Öte yandan Doç. Dr. Meral Kekeçoğlu daha evvel yaptığı açıklamada, kış mevsiminin olağanların üzerinde sıcaklıkla geçmesinin arıcılık açısından istenmeyen bir durum olduğunu söyledi.
Arıların kış aylarında içeride salkım yaptığını ve dinlenme durumuna geçtiğini anlatan Kekeçoğlu, “Şu andaki hava şartlarının her yıl alışık olduğumuzdan farklı seyretmesi arılar için önemli manada büyük tehlike. Tüm Türkiye için havalar düşünülenin tam aksine her yıl olduğundan farklı olarak çok sıcak gidiyor. Nasıl insanlarda bir biyolojik saat, biyolojik istikrar varsa arılardaki bu biyolojik istikrar tehlike arz ediyor.” diye konuştu.
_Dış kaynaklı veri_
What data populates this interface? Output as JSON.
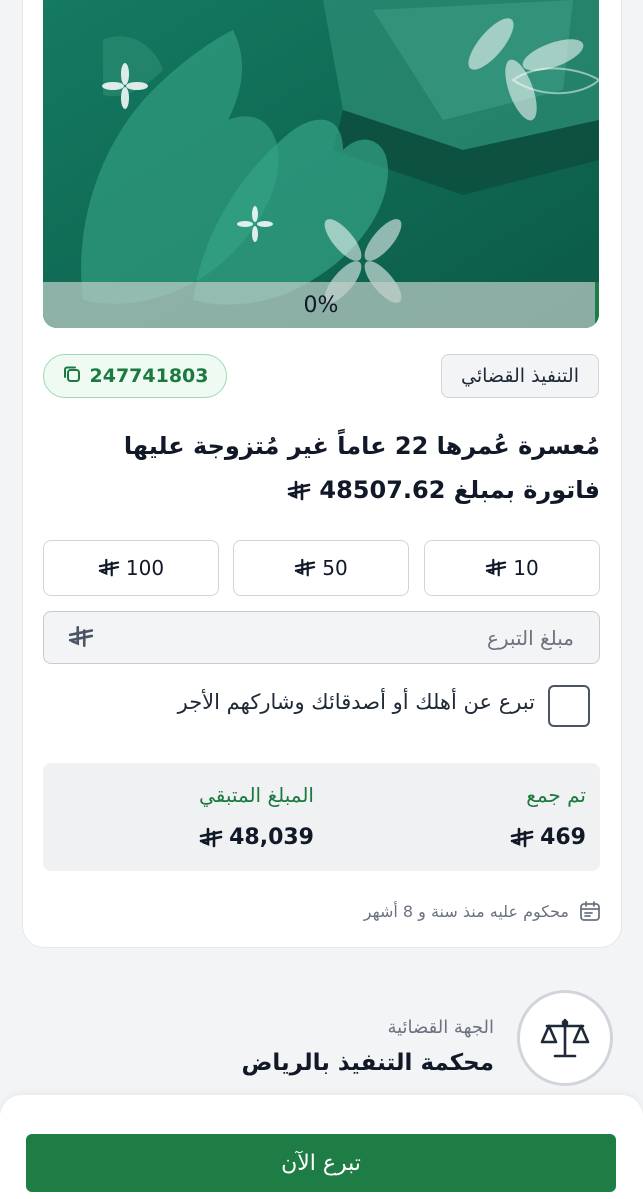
{
  "hero": {
    "progress_text": "0%",
    "progress_value": 0
  },
  "case_number": "247741803",
  "category": "التنفيذ القضائي",
  "title": "مُعسرة عُمرها 22 عاماً غير مُتزوجة عليها فاتورة بمبلغ 48507.62",
  "amount_options": [
    "100",
    "50",
    "10"
  ],
  "donation_input": {
    "placeholder": "مبلغ التبرع",
    "value": ""
  },
  "gift_checkbox": {
    "label": "تبرع عن أهلك أو أصدقائك وشاركهم الأجر",
    "checked": false
  },
  "stats": {
    "collected_label": "تم جمع",
    "collected_value": "469",
    "remaining_label": "المبلغ المتبقي",
    "remaining_value": "48,039"
  },
  "ruling_date": "محكوم عليه منذ سنة و 8 أشهر",
  "authority": {
    "label": "الجهة القضائية",
    "name": "محكمة التنفيذ بالرياض"
  },
  "donate_button": "تبرع الآن",
  "colors": {
    "primary": "#1e7d45",
    "hero": "#0f6a55",
    "accent_text": "#1b7a3f"
  },
  "icons": [
    "copy-icon",
    "calendar-icon",
    "scales-icon",
    "riyal-icon"
  ]
}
Havanın değişmesi ve yaşanan iklim değişikliğinin arıların tüm istikrarını bozduğunun altını çizen Kekeçoğlu, şöyle devam etti:”Küresel ısınma yıllar geçtikçe önemli boyutlara ulaşmaya başladı. Bu tehlike arılar ve arı jenerasyonları için de büyük bir tehlike oluşturuyor. Bu sefer arıcılar hava şartlarına ahenk sağlayan arı jenerasyonlarını tercih etmeye başlıyor. Bu da başka kuşakların yok olmasına neden oluyor. Bu arı ırkı biyoçeşitliliği açısından büyük bir tehlike.”
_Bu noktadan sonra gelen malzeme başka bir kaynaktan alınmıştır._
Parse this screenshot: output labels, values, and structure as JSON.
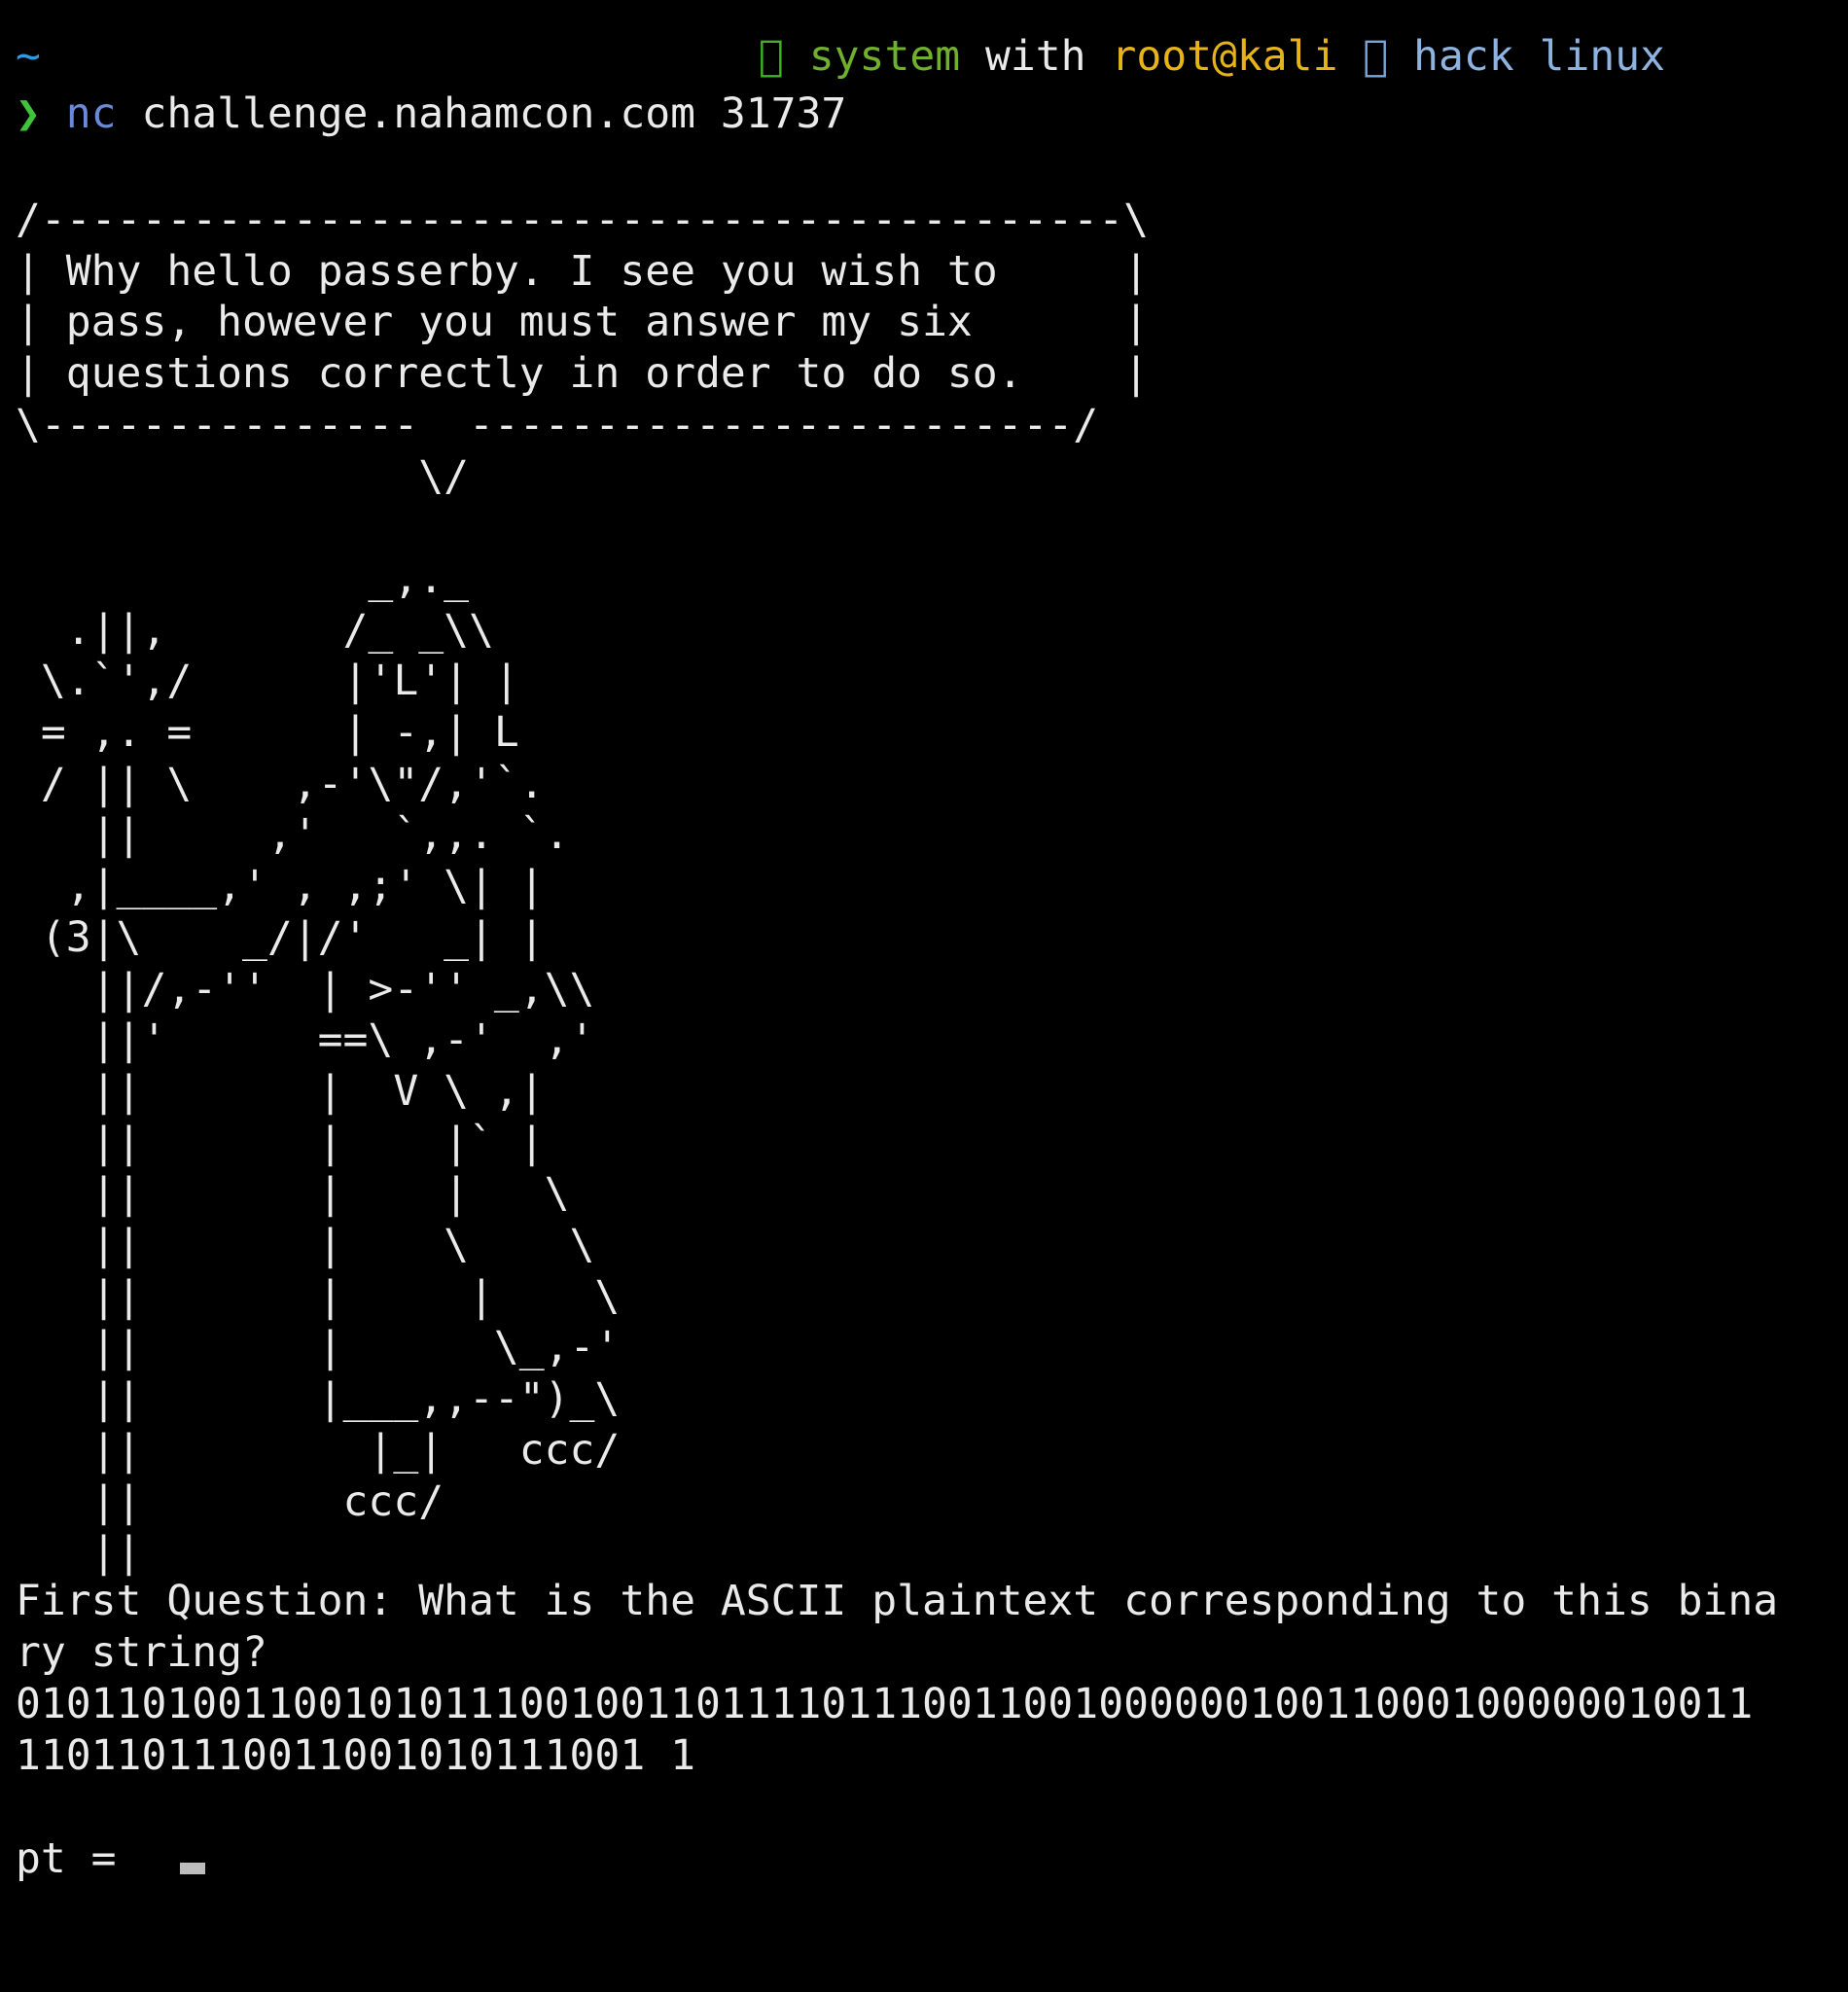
{
  "prompt": {
    "cwd_symbol": "~",
    "segments": {
      "system_icon": "",
      "system_label": "system",
      "with_label": "with",
      "user_host": "root@kali",
      "dir_icon": "",
      "dir_label_1": "hack",
      "dir_label_2": "linux"
    },
    "arrow": "❯",
    "command": "nc",
    "command_args": "challenge.nahamcon.com 31737"
  },
  "banner": {
    "ascii_art": "/-------------------------------------------\\\n| Why hello passerby. I see you wish to     |\n| pass, however you must answer my six      |\n| questions correctly in order to do so.    |\n\\---------------  ------------------------/\n                \\/\n\n              _,._\n  .||,       /_ _\\\\\n \\.`',/      |'L'| |\n = ,. =      | -,| L\n / || \\    ,-'\\\"/,'`.\n   ||     ,'   `,,. `.\n  ,|____,' , ,;' \\| |\n (3|\\    _/|/'   _| |\n   ||/,-''  | >-'' _,\\\\\n   ||'      ==\\ ,-'  ,'\n   ||       |  V \\ ,|\n   ||       |    |` |\n   ||       |    |   \\\n   ||       |    \\    \\\n   ||       |     |    \\\n   ||       |      \\_,-'\n   ||       |___,,--\")_\\\n   ||         |_|   ccc/\n   ||        ccc/\n   ||"
  },
  "question": {
    "text": "First Question: What is the ASCII plaintext corresponding to this bina\nry string?",
    "binary": "010110100110010101110010011011110111001100100000010011000100000010011\n1101101110011001010111001 1"
  },
  "input": {
    "label": "pt = ",
    "value": ""
  },
  "colors": {
    "background": "#000000",
    "foreground": "#eaeaea",
    "tilde": "#2f9be0",
    "system": "#6fb02e",
    "user_host": "#e6b417",
    "dir": "#8fb3e0",
    "prompt_arrow": "#3ec43a",
    "command": "#6a8ad8"
  }
}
Doç. Dr. Kekeçoğlu, arıları için yetiştiricilerin birtakım tedbirler alabileceğini lisana getirerek şu tekliflerde bulundu:”Tehlikeyi minimuma indirmek, arı ırk ve biyoçeşitliliğimizi korumak ismine yetiştiricilerimize büyük misyon düşüyor. Bal arıları etraftan en çok etkilenen canlılardır. Değişen hava şartları ve global ısınma arı ırklarını tehlikeye sokuyor. Her bir arı ırkının yaşadığı iklim değişik olabiliyor. Arıcılarımıza şu günlerde çok değişken olan hava şartlarını göze alarak arılarını beslemeye ihtimam göstermesini tavsiye ediyoruz.
Önümüzdeki günlerde birdenbire havaların soğuyacağını düşünürsek arılara protein katkılı ek besleme yapılması kıymetli. Arıcılarımız ek besin ve beslenmenin yanında ırk değişimine gitmeden yerli arı ırkları ile çalışsınlar. İklim kurallarına nazaran ırk değişimine yönelmesinler. Dışarıdan ithal arı ırkı getirerek biyoçeşitliliğimizi bozmasınlar.”